Rien ne vaut un séjour à l’étranger ou des cours intensifs pour apprendre une nouvelle langue. Sauf que ces deux options ont du plomb dans l’aile depuis le début de la pandémie. Dans l’attente de jours meilleurs, d’autres solutions sont possibles pour se familiariser avec une langue étrangère. C’est notamment le cas des applications qui se sont multipliées au cours des dernières années.
Peut-on vraiment apprendre une langue sur son smartphone? C’est la question que nous avons posée au linguiste Raphael Berthele, professeur au Département de plurilinguisme et didactique des langues de l’Université de Fribourg: «Ce sont d’excellents outils pour développer le vocabulaire et la compréhension de la langue, même si ces compétences ne sont parfois pas très durables.» Et, comme la démarche est individuelle, chacun peut fixer son propre rythme, tout en évitant la gêne de devoir s’exprimer devant d’autres personnes.
Le jeu comme moteur
A notre demande, Raphael Berthele a testé cinq applications populaires, en les évaluant pour l’apprentissage de l’italien. Le constat, c’est qu’il y en a vraiment pour tous les goûts et tous les budgets. Duolingo, par exemple, est celle qui mise le plus sur le principe de «gamification», c’est-à-dire que l’apprentissage s’apparente à un jeu vidéo. On gagne des récompenses au fil des exercices. Cerise sur le gâteau, sa version gratuite n’a pas de limitation de contenu par rapport à celle qui est payante.
A l’opposé, les élèves qui préfèrent une approche plus scolaire se tourneront vers Babbel. «Cela ressemble à un manuel transformé en application», glisse le spécialiste. Cette approche plaira à certains, mais elle n’exploite pas vraiment les possibilités que lui offre un tel support technologique. De plus, un abonnement payant est nécessaire pour avoir accès à l’intégralité du programme.
Une immersion indispensable
Pour entraîner la prononciation, les applications sont généralement dotées de la reconnaissance vocale. Si cette fonction ne donne pas de résultats époustouflants, elle est néanmoins meilleure sur certains outils que sur d’autres, note Raphael Berthele.

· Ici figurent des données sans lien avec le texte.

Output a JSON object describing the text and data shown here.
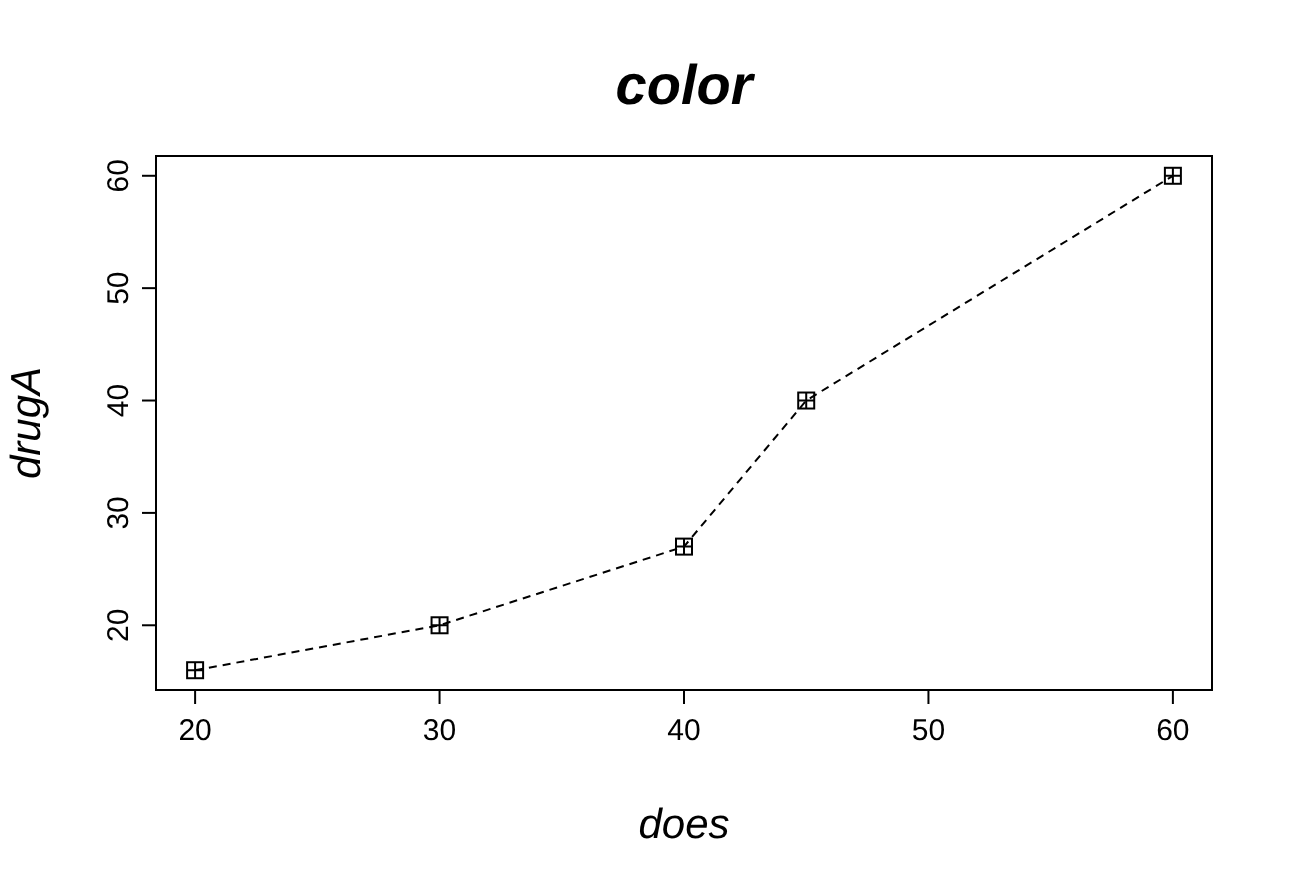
{
  "chart_data": {
    "type": "line",
    "title": "color",
    "xlabel": "does",
    "ylabel": "drugA",
    "x": [
      20,
      30,
      40,
      45,
      60
    ],
    "series": [
      {
        "color": "#000000",
        "values": [
          16,
          20,
          27,
          40,
          60
        ]
      }
    ],
    "xlim": [
      18.4,
      61.6
    ],
    "ylim": [
      14.24,
      61.76
    ],
    "xticks": [
      20,
      30,
      40,
      50,
      60
    ],
    "yticks": [
      20,
      30,
      40,
      50,
      60
    ],
    "grid": false,
    "marker": "square",
    "line_style": "dashed"
  }
}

Ainsi, Duolingo l’a, par exemple, félicité pour sa prononciation de mots qui n’étaient pas en langue italienne! Et son inconvénient, c’est de se contenter de signaler si la prononciation est bonne ou mauvaise, sans donner de précision. Babbel, en revanche, reconnaît même les gros mots. De son côté, Busuu donne des conseils de locution.

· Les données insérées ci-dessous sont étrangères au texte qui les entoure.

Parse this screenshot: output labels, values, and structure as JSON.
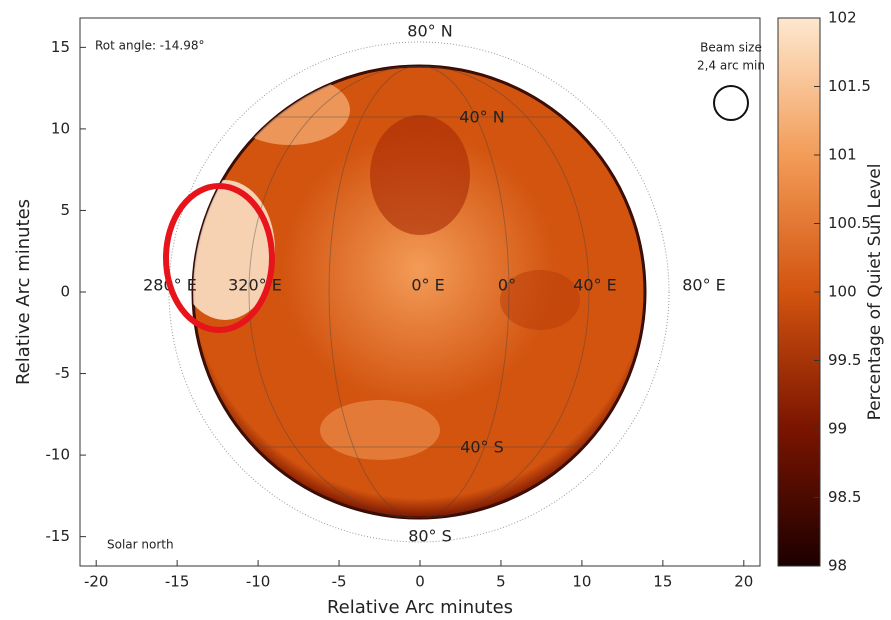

Gare à résilier dans les temps!
En résumé, le linguiste relève que ces applications sont idéales pour commencer l’apprentissage. Elles permettent de se familiariser avec la langue et d’étoffer rapidement le vocabulaire. Mais, à partir d’un certain niveau, il est important de s’immerger, par exemple en regardant la télévision dans la langue cible. Car, pour les applications comme pour les cours traditionnels, le grand défi est de pouvoir passer de la théorie à la pratique en exploitant ses connaissances en situation.
Comme on l’a vu, la stratégie commerciale des éditeurs est très variable. A l’instar de Duolingo, certains proposent une version gratuite plutôt complète. D’autres, comme Babbel, sont plutôt pingres et incitent l’utilisateur à passer à la caisse. En revanche, elles ont toutes, à l’exception de Mosalingua (paiement unique), une politique de prix dégressifs pour leur version payante. C’est-à-dire que plus un abonnement est conclu à long terme, moins son coût mensuel sera élevé. Mais attention au système de reconduction automatique. Si l’on ne souhaite pas poursuivre l’apprentissage, il ne faut pas oublier de résilier l’abonnement avant l’expiration de la période en cours. Chez Memrise, il faut le faire au moins vingt-quatre heures avant l’échéance. Babbel a un délai de quarante-huit heures.